For RNA preparation from yeast cells, it usually takes 4 days to finish. Culturing and harvesting yeast cells takes 2 days if a plate forming single colonies on it is prepared beforehand and is ready to use. (steps (1) 1–2 in Basic Protocol 1; forming colonies on a plate needs additional 1–2 days.) Total RNA extraction takes half a day (steps (1) 3–16 in Basic Protocol 1; Day 2). Purification of a specific RNA from total RNA takes a day (steps (2) 17–44 in Basic Protocol 1; Day 3). Ligation of radiolabeled pCp can be done overnight right after purification (steps 1–2 in Basic Protocol 2). Subsequent PCA extraction and ethanol precipitation takes half a day (steps 3–10 in Basic Protocol 2; Day 4).

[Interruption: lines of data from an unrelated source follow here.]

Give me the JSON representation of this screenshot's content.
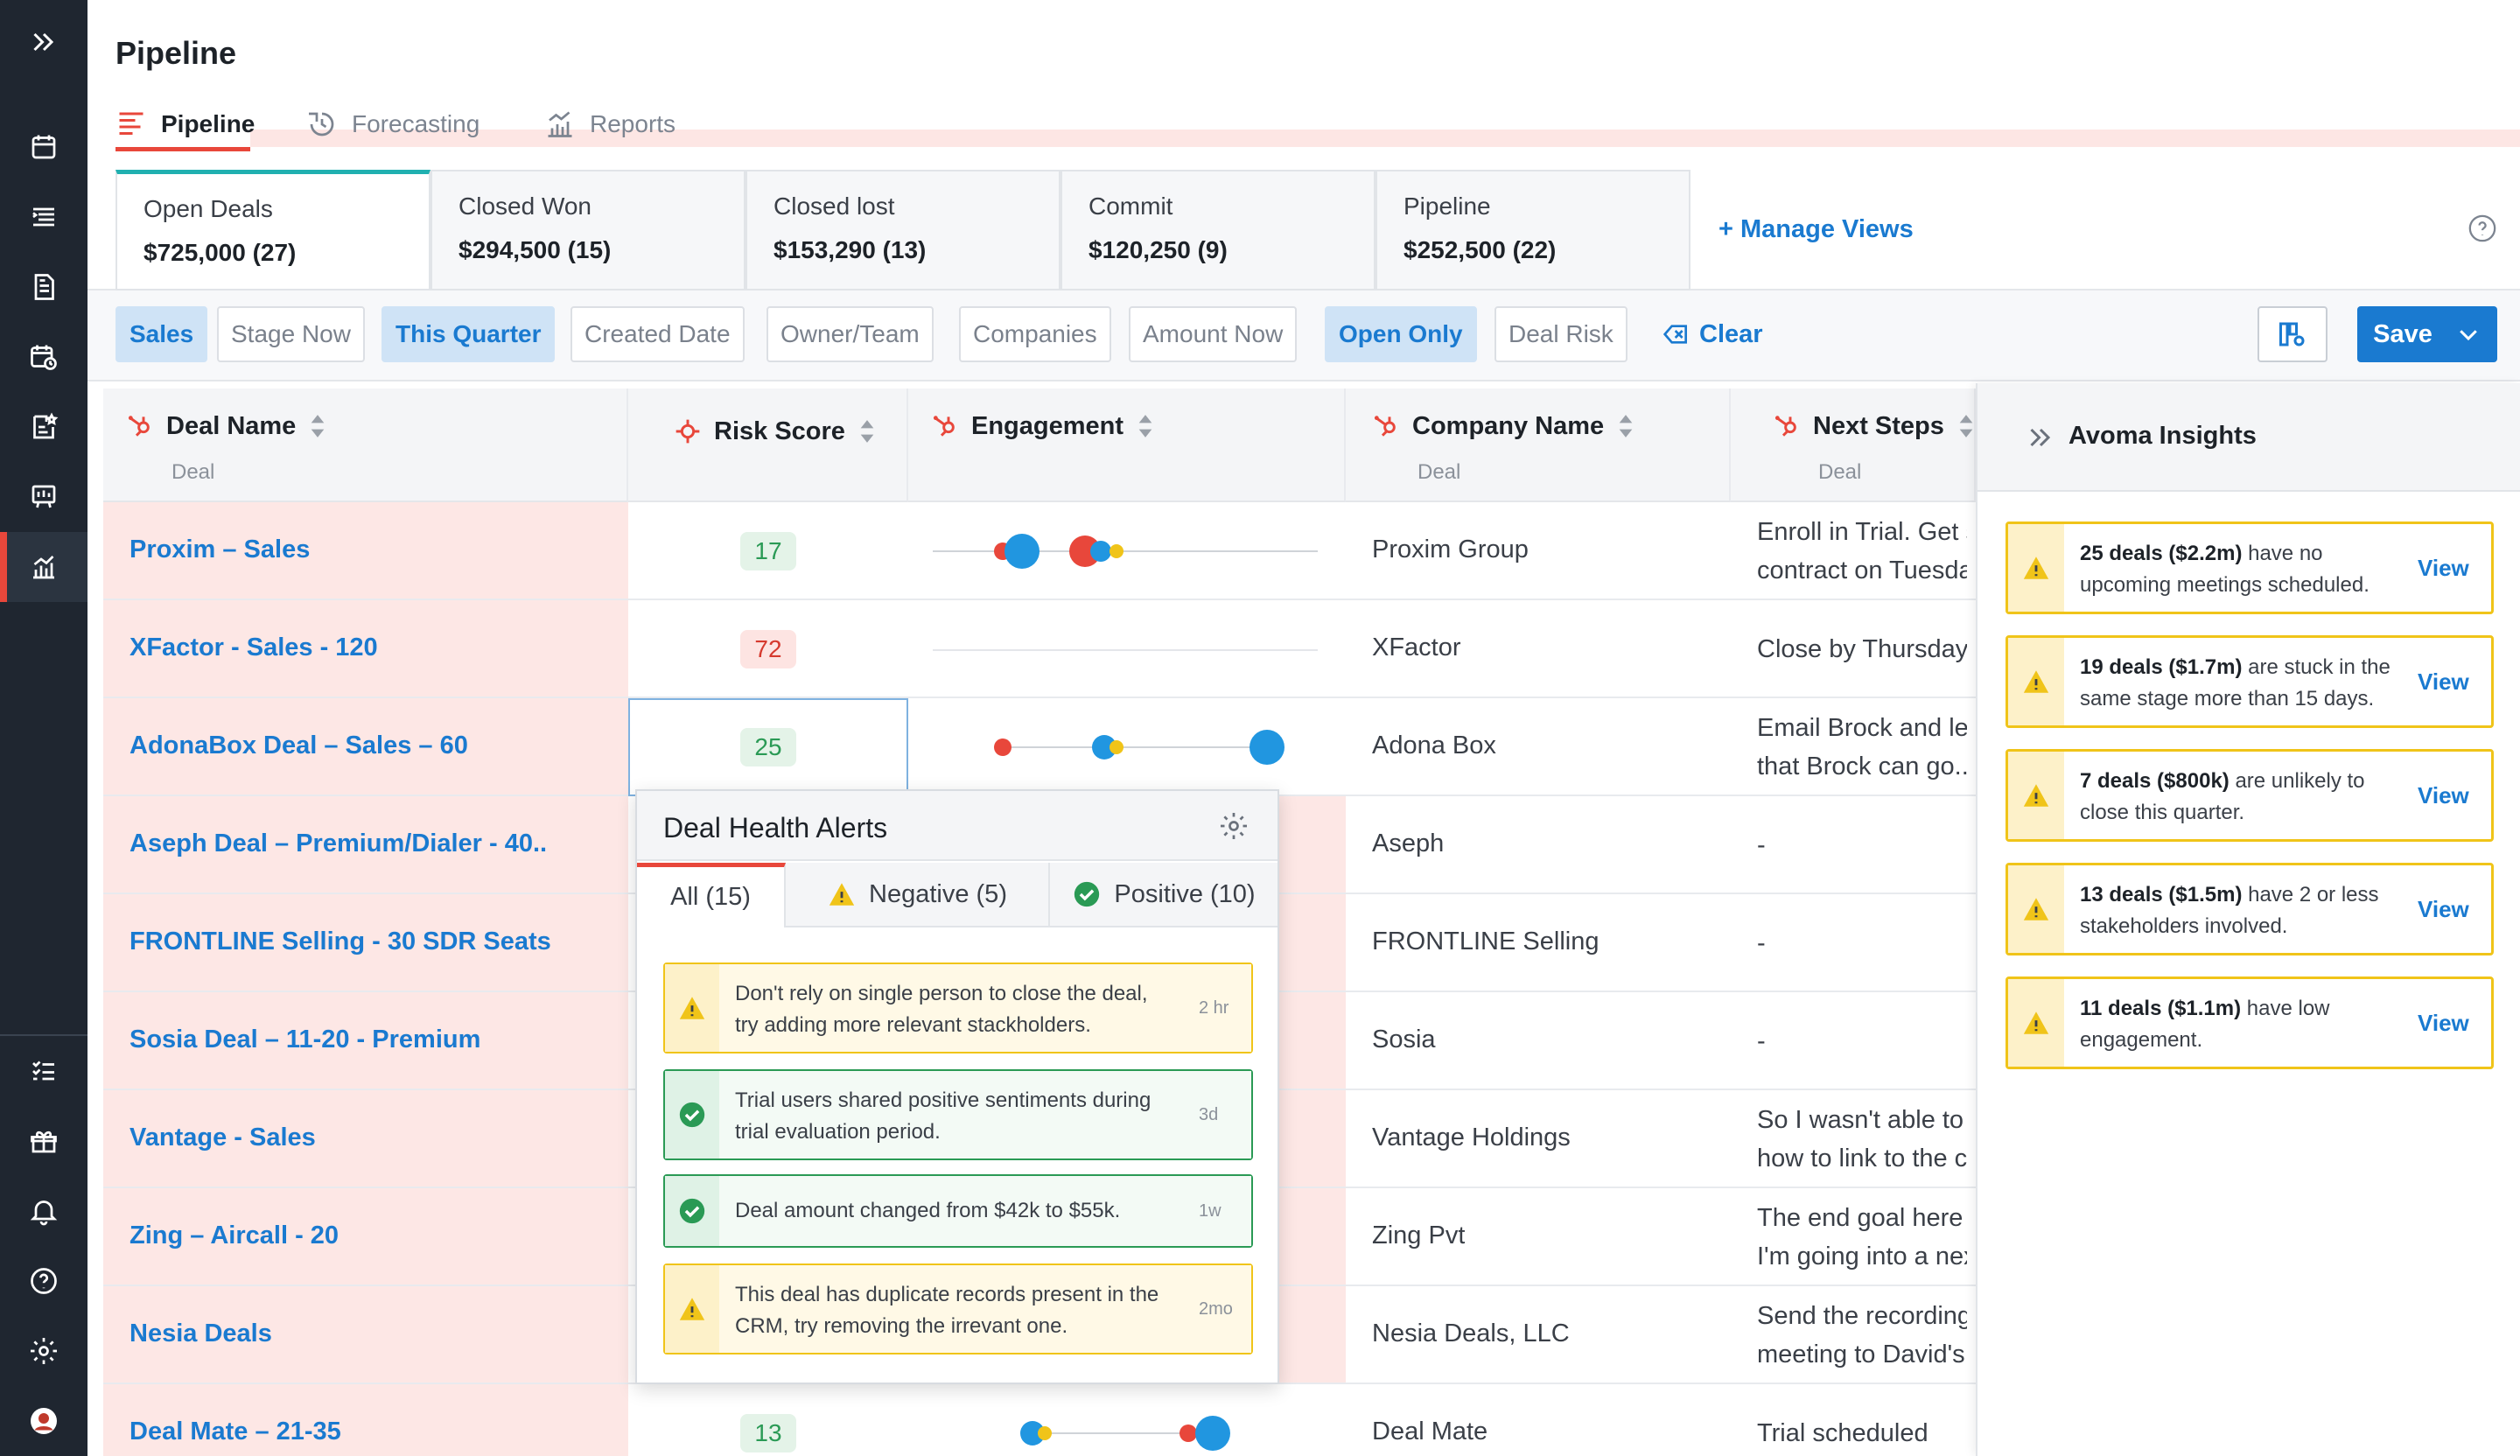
{
  "header": {
    "title": "Pipeline",
    "tabs": [
      {
        "label": "Pipeline",
        "icon": "list-lines-icon"
      },
      {
        "label": "Forecasting",
        "icon": "clock-history-icon"
      },
      {
        "label": "Reports",
        "icon": "bar-chart-icon"
      }
    ]
  },
  "views": [
    {
      "name": "Open Deals",
      "value": "$725,000 (27)"
    },
    {
      "name": "Closed Won",
      "value": "$294,500 (15)"
    },
    {
      "name": "Closed lost",
      "value": "$153,290 (13)"
    },
    {
      "name": "Commit",
      "value": "$120,250 (9)"
    },
    {
      "name": "Pipeline",
      "value": "$252,500 (22)"
    }
  ],
  "manage_views": "+ Manage Views",
  "filters": [
    {
      "label": "Sales",
      "selected": true
    },
    {
      "label": "Stage Now",
      "selected": false
    },
    {
      "label": "This Quarter",
      "selected": true
    },
    {
      "label": "Created Date",
      "selected": false
    },
    {
      "label": "Owner/Team",
      "selected": false
    },
    {
      "label": "Companies",
      "selected": false
    },
    {
      "label": "Amount Now",
      "selected": false
    },
    {
      "label": "Open Only",
      "selected": true
    },
    {
      "label": "Deal Risk",
      "selected": false
    }
  ],
  "clear_label": "Clear",
  "save_label": "Save",
  "columns": {
    "deal_name": "Deal Name",
    "deal_sub": "Deal",
    "risk_score": "Risk Score",
    "engagement": "Engagement",
    "company_name": "Company Name",
    "company_sub": "Deal",
    "next_steps": "Next Steps",
    "next_sub": "Deal"
  },
  "rows": [
    {
      "deal": "Proxim – Sales",
      "risk": "17",
      "company": "Proxim Group",
      "next": [
        "Enroll in Trial. Get s",
        "contract on Tuesday"
      ]
    },
    {
      "deal": "XFactor - Sales - 120",
      "risk": "72",
      "company": "XFactor",
      "next": [
        "Close by Thursday"
      ]
    },
    {
      "deal": "AdonaBox Deal – Sales – 60",
      "risk": "25",
      "company": "Adona Box",
      "next": [
        "Email Brock and let",
        "that Brock can go..."
      ]
    },
    {
      "deal": "Aseph Deal – Premium/Dialer - 40..",
      "risk": "",
      "company": "Aseph",
      "next": [
        "-"
      ]
    },
    {
      "deal": "FRONTLINE Selling - 30 SDR Seats",
      "risk": "",
      "company": "FRONTLINE Selling",
      "next": [
        "-"
      ]
    },
    {
      "deal": "Sosia Deal – 11-20 - Premium",
      "risk": "",
      "company": "Sosia",
      "next": [
        "-"
      ]
    },
    {
      "deal": "Vantage - Sales",
      "risk": "",
      "company": "Vantage Holdings",
      "next": [
        "So I wasn't able to f",
        "how to link to the c"
      ]
    },
    {
      "deal": "Zing – Aircall - 20",
      "risk": "",
      "company": "Zing Pvt",
      "next": [
        "The end goal here is",
        "I'm going into a nex"
      ]
    },
    {
      "deal": "Nesia Deals",
      "risk": "",
      "company": "Nesia Deals, LLC",
      "next": [
        "Send the recording",
        "meeting to David's"
      ]
    },
    {
      "deal": "Deal Mate – 21-35",
      "risk": "13",
      "company": "Deal Mate",
      "next": [
        "Trial scheduled"
      ]
    }
  ],
  "popup": {
    "title": "Deal Health Alerts",
    "tabs": [
      "All (15)",
      "Negative (5)",
      "Positive (10)"
    ],
    "alerts": [
      {
        "type": "warn",
        "text": [
          "Don't rely on single person to close the deal,",
          "try adding more relevant stackholders."
        ],
        "time": "2 hr"
      },
      {
        "type": "ok",
        "text": [
          "Trial users shared positive sentiments during",
          "trial evaluation period."
        ],
        "time": "3d"
      },
      {
        "type": "ok",
        "text": [
          "Deal amount changed from $42k to $55k."
        ],
        "time": "1w"
      },
      {
        "type": "warn",
        "text": [
          "This deal has duplicate records present in the",
          "CRM, try removing the irrevant one."
        ],
        "time": "2mo"
      }
    ]
  },
  "insights": {
    "title": "Avoma Insights",
    "view_label": "View",
    "items": [
      {
        "bold": "25 deals ($2.2m)",
        "rest1": " have no",
        "rest2": "upcoming meetings scheduled."
      },
      {
        "bold": "19 deals ($1.7m)",
        "rest1": " are stuck in the",
        "rest2": "same stage more than 15 days."
      },
      {
        "bold": "7 deals ($800k)",
        "rest1": " are unlikely to",
        "rest2": "close this quarter."
      },
      {
        "bold": "13 deals ($1.5m)",
        "rest1": " have 2 or less",
        "rest2": "stakeholders involved."
      },
      {
        "bold": "11 deals ($1.1m)",
        "rest1": " have low",
        "rest2": "engagement."
      }
    ]
  },
  "colors": {
    "accent": "#1a7ad0",
    "brand_red": "#e8473b",
    "warn": "#f0c419",
    "ok": "#2a9a55",
    "rail": "#1f2630"
  }
}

For RNA separation with denaturing PAGE and detecting the radiolabeled RNA, it usually takes a day to finish. Casting, pouring, running the gel followed by detecting with a phosphor screen can be done on Day 4 (all steps in Basic Protocol 3 (1)–(3) and steps (4) 21–27).

For eluting RNA, it usually takes 1–2 days to finish. Cutting the detected band and eluting the RNA can be done overnight after denaturing PAGE (steps (4) 28–33 in Basic Protocol 3; Day 4). Recovering RNA can be done the next morning and it takes half a day (steps (4) 34–36 in Basic Protocol 3; Day 5).

Figure 2.

An example of denaturing PAGE of radiolabeled tRNA^Tyr. The arrow indicates tRNATyr (75 bases). A paper with small holes on the side of lane was put to position the gel on the printed image correctly.